Naqueles tempos eu ouvia a voz do sonho. Dobre os joelhos, a voz dizia. Dobre os joelhos e voe! Esse mundo tão inexplicável acabava por me salvar. E meu olhar a cada dia ia ficando mais distante, alcançando distâncias que nunca fui. Eu me retirava das horas mortas e me aquietava num alpendre que construí só pra caber alguém do meu tamanho. Lembro da epidemia de uma doença da várzea que levou alguns de meus amigos. A velha senhora não me permitia sair à rua para distrações fora de hora. Ela temia que o mal me atingisse e me aprisionasse naquela morte terrível e lenta que levou tantas crianças.

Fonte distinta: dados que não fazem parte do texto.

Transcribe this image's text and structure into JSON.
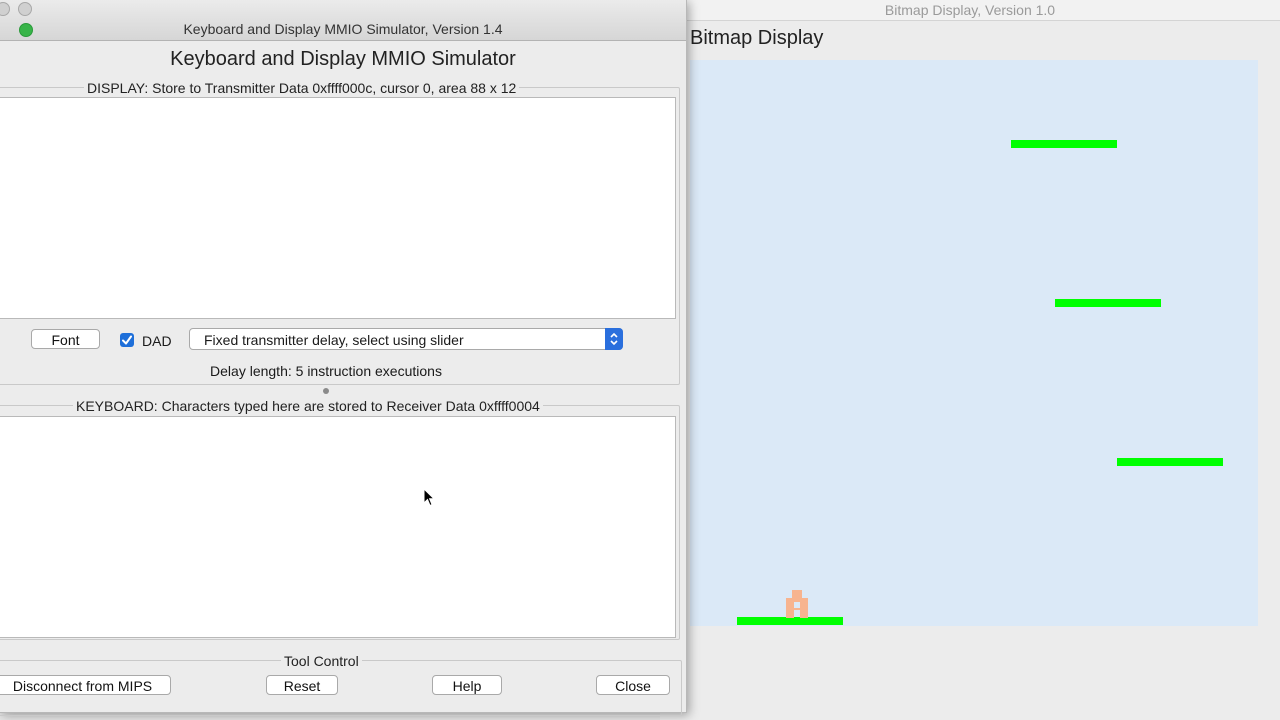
{
  "bitmap_window": {
    "title": "Bitmap Display, Version 1.0",
    "heading": "Bitmap Display",
    "canvas_background": "#dbe9f7",
    "platform_color": "#00ff00",
    "player_color": "#f7b48f"
  },
  "mmio_window": {
    "title": "Keyboard and Display MMIO Simulator, Version 1.4",
    "heading": "Keyboard and Display MMIO Simulator",
    "display": {
      "group_label": "DISPLAY: Store to Transmitter Data 0xffff000c, cursor 0, area 88 x 12",
      "content": "",
      "font_button": "Font",
      "dad_label": "DAD",
      "dad_checked": true,
      "delay_mode": "Fixed transmitter delay, select using slider",
      "delay_length": "Delay length: 5 instruction executions"
    },
    "keyboard": {
      "group_label": "KEYBOARD: Characters typed here are stored to Receiver Data 0xffff0004",
      "content": ""
    },
    "tool_control": {
      "group_label": "Tool Control",
      "disconnect_label": "Disconnect from MIPS",
      "reset_label": "Reset",
      "help_label": "Help",
      "close_label": "Close"
    }
  },
  "colors": {
    "checkbox_accent": "#1e6fd9",
    "zoom_button": "#38b449"
  },
  "icons": [
    "checkmark-icon",
    "updown-chevron-icon",
    "mouse-pointer-icon"
  ]
}
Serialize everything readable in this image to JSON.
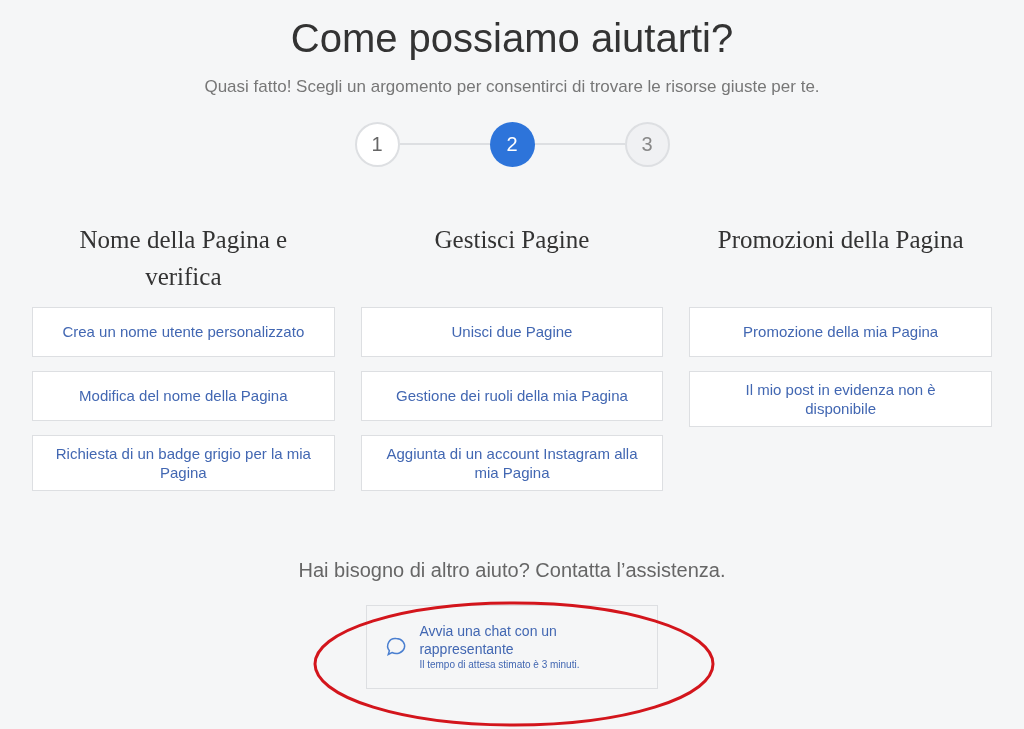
{
  "title": "Come possiamo aiutarti?",
  "subtitle": "Quasi fatto! Scegli un argomento per consentirci di trovare le risorse giuste per te.",
  "steps": [
    {
      "label": "1",
      "selected": false,
      "completed": true
    },
    {
      "label": "2",
      "selected": true,
      "completed": false
    },
    {
      "label": "3",
      "selected": false,
      "completed": false
    }
  ],
  "columns": [
    {
      "heading": "Nome della Pagina e verifica",
      "topics": [
        "Crea un nome utente personalizzato",
        "Modifica del nome della Pagina",
        "Richiesta di un badge grigio per la mia Pagina"
      ]
    },
    {
      "heading": "Gestisci Pagine",
      "topics": [
        "Unisci due Pagine",
        "Gestione dei ruoli della mia Pagina",
        "Aggiunta di un account Instagram alla mia Pagina"
      ]
    },
    {
      "heading": "Promozioni della Pagina",
      "topics": [
        "Promozione della mia Pagina",
        "Il mio post in evidenza non è disponibile"
      ]
    }
  ],
  "help_text": "Hai bisogno di altro aiuto? Contatta l’assistenza.",
  "chat": {
    "title": "Avvia una chat con un rappresentante",
    "note": "Il tempo di attesa stimato è 3 minuti."
  }
}
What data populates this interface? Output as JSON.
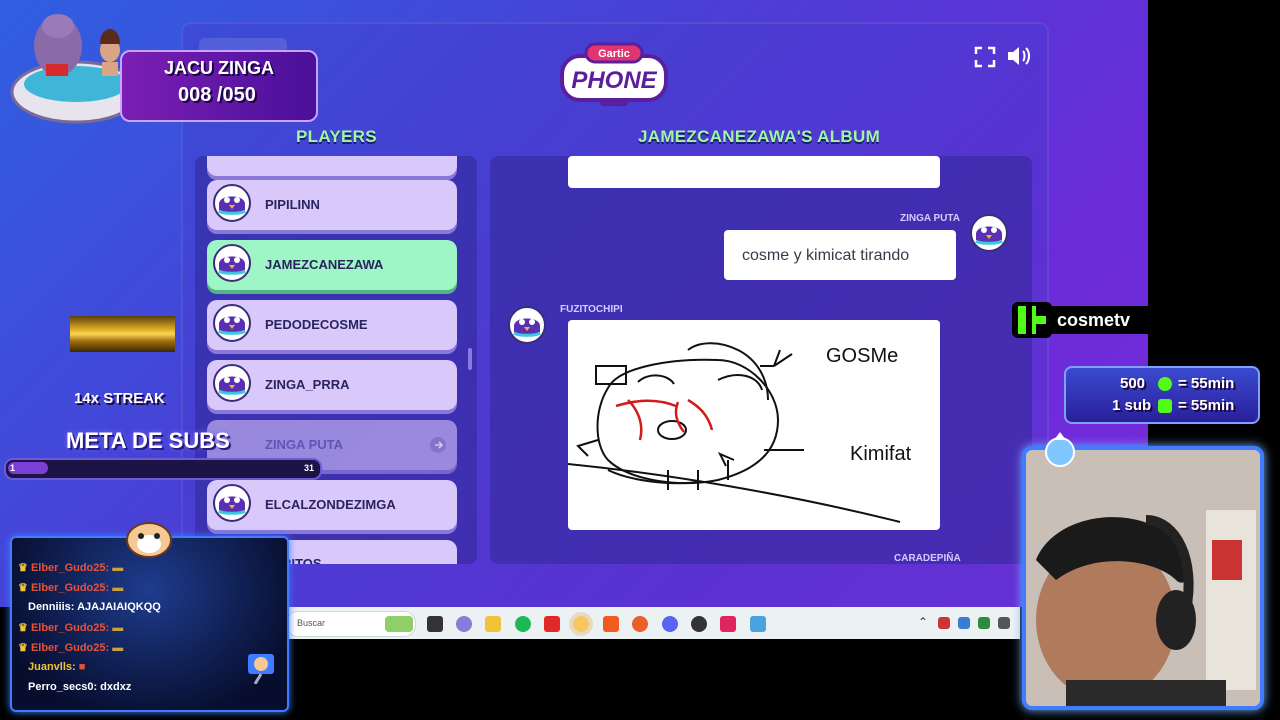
{
  "overlay": {
    "jacu_title": "JACU ZINGA",
    "jacu_count": "008 /050",
    "streak": "14x STREAK",
    "meta_subs": "META DE SUBS",
    "subs_bar_left": "1",
    "subs_bar_right": "31",
    "kick_channel": "cosmetv",
    "sub_info_line1": "500",
    "sub_info_line1_suffix": "= 55min",
    "sub_info_line2": "1 sub",
    "sub_info_line2_suffix": "= 55min"
  },
  "game": {
    "logo_top": "Gartic",
    "logo_bottom": "PHONE",
    "players_header": "PLAYERS",
    "album_header": "JAMEZCANEZAWA'S ALBUM",
    "players": [
      {
        "name": "PIPILINN",
        "state": "normal"
      },
      {
        "name": "JAMEZCANEZAWA",
        "state": "active"
      },
      {
        "name": "PEDODECOSME",
        "state": "normal"
      },
      {
        "name": "ZINGA_PRRA",
        "state": "normal"
      },
      {
        "name": "ZINGA PUTA",
        "state": "disconnected"
      },
      {
        "name": "ELCALZONDEZIMGA",
        "state": "normal"
      },
      {
        "name": "PARITOS",
        "state": "normal"
      }
    ],
    "album": {
      "msg1_user": "ZINGA PUTA",
      "msg1_text": "cosme y kimicat tirando",
      "msg2_user": "FUZITOCHIPI",
      "drawing_label1": "GOSMe",
      "drawing_label2": "Kimifat",
      "msg3_user": "CARADEPIÑA"
    }
  },
  "chat": {
    "lines": [
      {
        "user": "Elber_Gudo25:",
        "text": "",
        "color": "#e8523a"
      },
      {
        "user": "Elber_Gudo25:",
        "text": "",
        "color": "#e8523a"
      },
      {
        "user": "Denniiis:",
        "text": "AJAJAIAIQKQQ",
        "color": "#ffffff"
      },
      {
        "user": "Elber_Gudo25:",
        "text": "",
        "color": "#e8523a"
      },
      {
        "user": "Elber_Gudo25:",
        "text": "",
        "color": "#e8523a"
      },
      {
        "user": "Juanvlls:",
        "text": "",
        "color": "#f2c23a"
      },
      {
        "user": "Perro_secs0:",
        "text": "dxdxz",
        "color": "#ffffff"
      }
    ]
  },
  "taskbar": {
    "search_placeholder": "Buscar"
  }
}
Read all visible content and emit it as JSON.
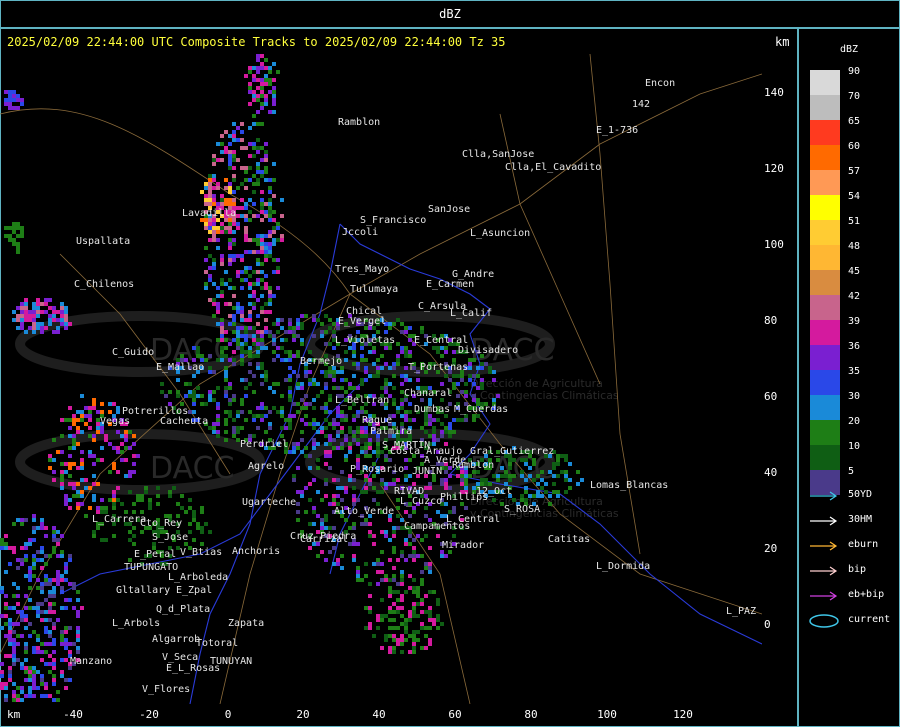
{
  "window": {
    "title": "dBZ"
  },
  "header": {
    "text": "2025/02/09 22:44:00 UTC Composite Tracks to 2025/02/09 22:44:00 Tz 35",
    "km_label": "km"
  },
  "axes": {
    "x_label": "km",
    "y_label": "km",
    "x_ticks": [
      "-40",
      "-20",
      "0",
      "20",
      "40",
      "60",
      "80",
      "100",
      "120"
    ],
    "y_ticks": [
      "140",
      "120",
      "100",
      "80",
      "60",
      "40",
      "20",
      "0"
    ]
  },
  "legend": {
    "title": "dBZ",
    "levels": [
      {
        "label": "90",
        "color": "#d9d9d9"
      },
      {
        "label": "70",
        "color": "#bdbdbd"
      },
      {
        "label": "65",
        "color": "#ff3a1f"
      },
      {
        "label": "60",
        "color": "#ff6a00"
      },
      {
        "label": "57",
        "color": "#ff9955"
      },
      {
        "label": "54",
        "color": "#ffff00"
      },
      {
        "label": "51",
        "color": "#ffcc33"
      },
      {
        "label": "48",
        "color": "#ffb733"
      },
      {
        "label": "45",
        "color": "#d98c40"
      },
      {
        "label": "42",
        "color": "#c8648c"
      },
      {
        "label": "39",
        "color": "#d41a9e"
      },
      {
        "label": "36",
        "color": "#7a1fd1"
      },
      {
        "label": "35",
        "color": "#2a48e8"
      },
      {
        "label": "30",
        "color": "#1a8ad8"
      },
      {
        "label": "20",
        "color": "#1e7e16"
      },
      {
        "label": "10",
        "color": "#0f5e14"
      },
      {
        "label": "5",
        "color": "#4a3a8a"
      }
    ],
    "tracks": [
      {
        "label": "50YD",
        "color": "#3fc6e8"
      },
      {
        "label": "30HM",
        "color": "#ffffff"
      },
      {
        "label": "eburn",
        "color": "#ffb733"
      },
      {
        "label": "bip",
        "color": "#ffd0d0"
      },
      {
        "label": "eb+bip",
        "color": "#d040e0"
      },
      {
        "label": "current",
        "color": "#3fc6e8"
      }
    ]
  },
  "map": {
    "watermark": [
      "DACC",
      "DACC",
      "DACC",
      "DACC",
      "Dirección de Agricultura",
      "y Contingencias Climáticas",
      "Dirección de Agricultura",
      "y Contingencias Climáticas"
    ],
    "towns": [
      "Encon",
      "Ramblon",
      "E_1-736",
      "Clla,SanJose",
      "Clla,El_Cavadito",
      "S_Francisco",
      "Jccoli",
      "SanJose",
      "L_Asuncion",
      "Uspallata",
      "Lavadilla",
      "Tres_Mayo",
      "G_Andre",
      "Tulumaya",
      "E_Carmen",
      "C_Chilenos",
      "Chical",
      "E_Vergel",
      "C_Arsula",
      "L_Calif",
      "C_Guido",
      "L_Violetas",
      "E_Central",
      "Divisadero",
      "E_Mallao",
      "Bermejo",
      "T_Portenas",
      "Chanaral",
      "L_Beltran",
      "Rague",
      "Dumbas",
      "M_Cuerdas",
      "Potrerillos",
      "Cacheuta",
      "Vegas",
      "S_MARTIN",
      "Palmira",
      "Perdriel",
      "Agrelo",
      "A_Verde",
      "Ramblon",
      "P_Rosario",
      "JUNIN",
      "RIVAD",
      "Phillips",
      "12_Oct",
      "Lomas_Blancas",
      "Ugarteche",
      "L_Carrera",
      "Cto_Rey",
      "S_Jose",
      "E_Peral",
      "V_Btias",
      "TUPUNGATO",
      "L_Arboleda",
      "Anchoris",
      "Cruz_Piedra",
      "Carrizal",
      "Alto_Verde",
      "Campamentos",
      "L_Central",
      "S_ROSA",
      "Catitas",
      "Mirador",
      "L_Dormida",
      "L_PAZ",
      "Gltallary",
      "E_Zpal",
      "Q_d_Plata",
      "L_Arbols",
      "Zapata",
      "Algarrob",
      "Totoral",
      "V_Seca",
      "Manzano",
      "E_L_Rosas",
      "TUNUYAN",
      "V_Flores",
      "Costa_Araujo",
      "L_Cuzco",
      "Gral_Gutierrez",
      "142"
    ]
  }
}
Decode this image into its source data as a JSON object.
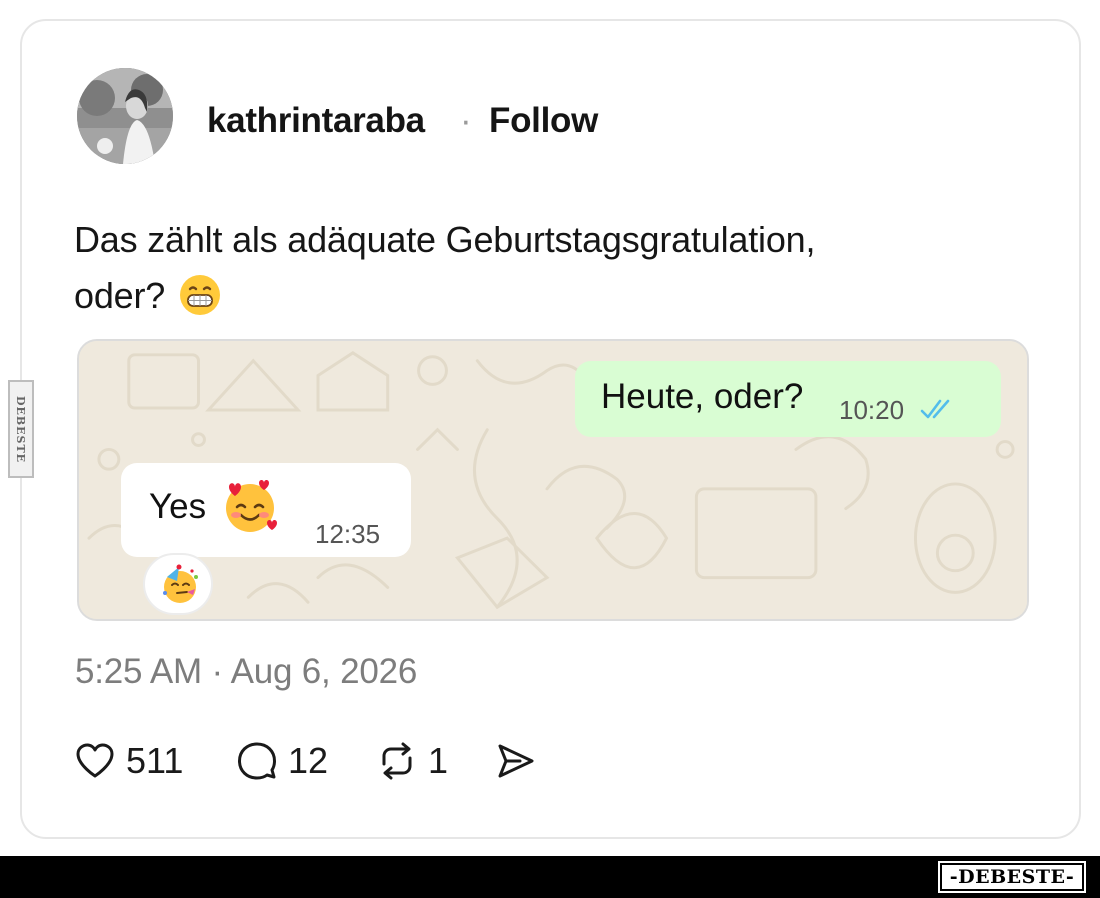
{
  "watermark": {
    "side_text": "DEBESTE",
    "bottom_text": "-DEBESTE-"
  },
  "post": {
    "username": "kathrintaraba",
    "separator": "·",
    "follow_label": "Follow",
    "text_line1": "Das zählt als adäquate Geburtstagsgratulation,",
    "text_line2": "oder?",
    "text_emoji_icon": "grinning-face-with-teeth-icon",
    "timestamp": "5:25 AM · Aug 6, 2026"
  },
  "chat": {
    "background_color": "#efe9dd",
    "outgoing": {
      "text": "Heute, oder?",
      "time": "10:20",
      "status_icon": "double-check-icon",
      "bubble_color": "#d9fdd3",
      "tick_color": "#53bdeb"
    },
    "incoming": {
      "text": "Yes",
      "emoji_icon": "smiling-face-with-hearts-icon",
      "time": "12:35",
      "bubble_color": "#ffffff"
    },
    "reaction_icon": "partying-face-icon"
  },
  "actions": [
    {
      "icon": "heart-icon",
      "count": "511"
    },
    {
      "icon": "comment-icon",
      "count": "12"
    },
    {
      "icon": "repost-icon",
      "count": "1"
    },
    {
      "icon": "share-icon",
      "count": ""
    }
  ]
}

O que me restava além do Moodjong eram os livros que chegaram até mim pelo meu pai e irmãos, que ficavam arrumados numa estante que separava a sala de jantar da sala de estar. Mas havia outros que me fascinavam, escritos por velhos sábios de eras muito distantes. Ipan Li costumava me emprestar seus livros em português. Eram livros que pareciam nunca ter sido abertos,  que tinham cheiro de tinta de imprensa e armários de cedro...

Eu ficava no meu alpendre mergulhado naquelas palavras... Pacificado, como uma criança sonolenta.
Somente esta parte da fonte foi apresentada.